Some of the super PACs could very likely raise and spend more cash than the candidates they are supporting—a financial status that could dramatically impact the direction of the 2012 Republican primary and ultimately the general election campaign.

Here's a quick guide to the assembled super PACs so far and which candidates they are supporting:

Restore our Future (Mitt Romney) Formed last fall by several former Romney aides, the committee has raised more than $12 million to boost the former Massachusetts governor's 2012 bid—including four contributions of  $1 million apiece. One of those contributions came from a former Romney co-worker at Bain Capital, who initially gave his donation through a mysterious limited liability company to hide his identity. While Romney can't legally coordinate with the group, he has appeared at fundraisers sponsored by the PAC.

Priorities USA (Barack Obama) Formed by former White House aides Bill Burton and Sean Sweeney, the group raised $3.2 million between May and June to support Obama's campaign. That includes a single $2 million contribution from producer Jeffrey Katzenberg, who also happens to be a top bundler to Obama's re-election campaign. While PUA files a financial report with the Federal Election Commission, the committee has a sister 501(c)4 group—Priorities USA Action—that can raise and spend unlimited amounts of cash without disclosure.

Make Us Great Again (Rick Perry) Headed up by Perry's former chief of staff, Mike Toomey, this group was formed in July—just weeks before the Texas governor officially joined the race.
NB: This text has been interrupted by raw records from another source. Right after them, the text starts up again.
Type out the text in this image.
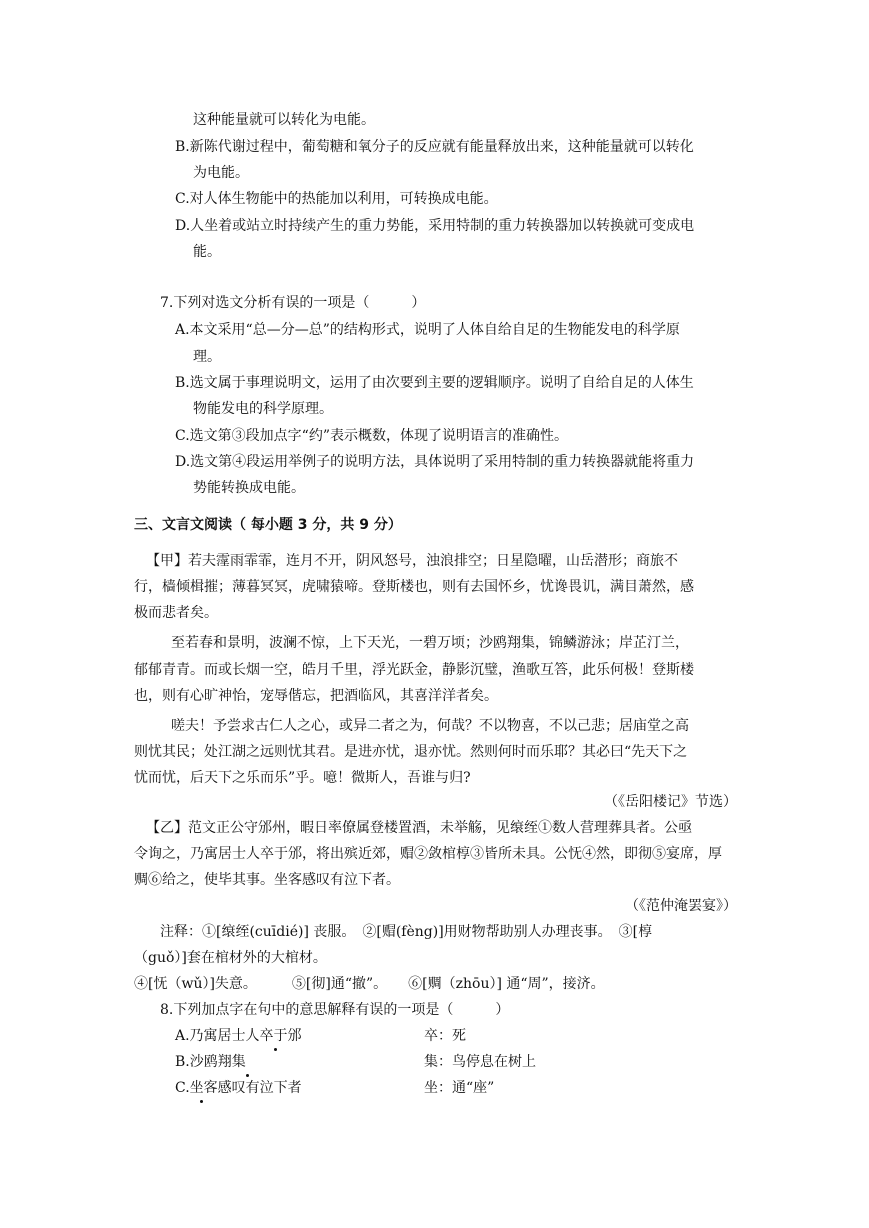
这种能量就可以转化为电能。
B.新陈代谢过程中，葡萄糖和氧分子的反应就有能量释放出来，这种能量就可以转化
为电能。
C.对人体生物能中的热能加以利用，可转换成电能。
D.人坐着或站立时持续产生的重力势能，采用特制的重力转换器加以转换就可变成电
能。
7.下列对选文分析有误的一项是（　　　）
A.本文采用“总—分—总”的结构形式，说明了人体自给自足的生物能发电的科学原
理。
B.选文属于事理说明文，运用了由次要到主要的逻辑顺序。说明了自给自足的人体生
物能发电的科学原理。
C.选文第③段加点字“约”表示概数，体现了说明语言的准确性。
D.选文第④段运用举例子的说明方法，具体说明了采用特制的重力转换器就能将重力
势能转换成电能。
三、文言文阅读（ 每小题 3 分，共 9 分）
【甲】若夫霪雨霏霏，连月不开，阴风怒号，浊浪排空；日星隐曜，山岳潜形；商旅不
行，樯倾楫摧；薄暮冥冥，虎啸猿啼。登斯楼也，则有去国怀乡，忧谗畏讥，满目萧然，感
极而悲者矣。
至若春和景明，波澜不惊，上下天光，一碧万顷；沙鸥翔集，锦鳞游泳；岸芷汀兰，
郁郁青青。而或长烟一空，皓月千里，浮光跃金，静影沉璧，渔歌互答，此乐何极！登斯楼
也，则有心旷神怡，宠辱偕忘，把酒临风，其喜洋洋者矣。
嗟夫！予尝求古仁人之心，或异二者之为，何哉？不以物喜，不以己悲；居庙堂之高
则忧其民；处江湖之远则忧其君。是进亦忧，退亦忧。然则何时而乐耶？其必曰“先天下之
忧而忧，后天下之乐而乐”乎。噫！微斯人，吾谁与归?
（《岳阳楼记》节选）
【乙】范文正公守邠州，暇日率僚属登楼置酒，未举觞，见缞绖①数人营理葬具者。公亟
令询之，乃寓居士人卒于邠，将出殡近郊，赗②敛棺椁③皆所未具。公怃④然，即彻⑤宴席，厚
赒⑥给之，使毕其事。坐客感叹有泣下者。
（《范仲淹罢宴》）
注释：①[缞绖(cuīdié)] 丧服。　②[赗(fèng)]用财物帮助别人办理丧事。　③[椁
（guǒ）]套在棺材外的大棺材。
④[怃（wǔ）]失意。　　　⑤[彻]通“撤”。　　⑥[赒（zhōu）] 通“周”，接济。
8.下列加点字在句中的意思解释有误的一项是（　　　）
A.乃寓居士人卒于邠	卒：死
B.沙鸥翔集	集：鸟停息在树上
C.坐客感叹有泣下者	坐：通“座”
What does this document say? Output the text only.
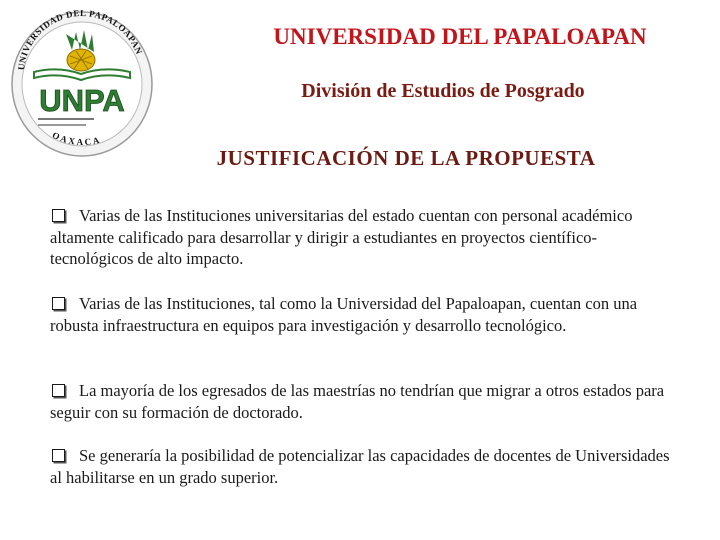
UNIVERSIDAD DEL PAPALOAPAN
UNPA
OAXACA
UNIVERSIDAD DEL PAPALOAPAN
División de Estudios de Posgrado
JUSTIFICACIÓN DE LA PROPUESTA

Varias de las Instituciones universitarias del estado cuentan con personal académico altamente calificado para desarrollar y dirigir a estudiantes en proyectos científico-tecnológicos de alto impacto.

Varias de las Instituciones, tal como la Universidad del Papaloapan, cuentan con una robusta infraestructura en equipos para investigación y desarrollo tecnológico.

La mayoría de los egresados de las maestrías no tendrían que migrar a otros estados para seguir con su formación de doctorado.

Se generaría la posibilidad de potencializar las capacidades de docentes de Universidades al habilitarse en un grado superior.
Americans for Rick Perry, another super PAC that had been raising cash to support Perry, dropped its efforts to unite behind MUGA, which has said it plans to raise at least $55 million to support Perry's bid.

Citizens for a Greater America (Rick Perry) Formed last month by Perry allies, this 501(c)4 group won't publicly disclose its spending or donors, allowing contributors to support Perry's bid anonymously.

Revolution PAC (Ron Paul) This committee was launched in July by a group of longtime Paul supporters and staffers--including Penny Langford, the Texas congressman's former political director, and Joe Becker, who was counsel to Paul's 2008 presidential campaign. The super PAC has already been active in the campaign, running ads targeting Rick Perry and Mitt Romney, and it helped boost Paul's efforts at the Iowa straw poll, where he narrowly lost to Bachmann.

Keep Conservatives United (Michele Bachmann) Bob Harris, a North Carolina political operative, launched this group to advocate Bachmann's 2012 bid in mid-August. In recent weeks, the committee has trashed Rick Santorum and Herman Cain for not being true conservatives and has run ads trashing Rick Perry's record on spending and his push to inoculate young girls against HPV in Texas.

Citizens for a Working America (Michele Bachmann) Initially formed to boost conservative candidates in the last weeks of the 2010 campaign, this committee announced in August it would focus its efforts solely on Bachmann's 2012 bid. The group is being steered by former Ohio Secretary of State Ken Blackwell, a rock star in the conservative movement, and Ed Brookover, a longtime political adviser to Bachmann. But it's unclear what the group has been doing, beyond raising cash. It has yet to launch any ads, and its website now appears to be off line.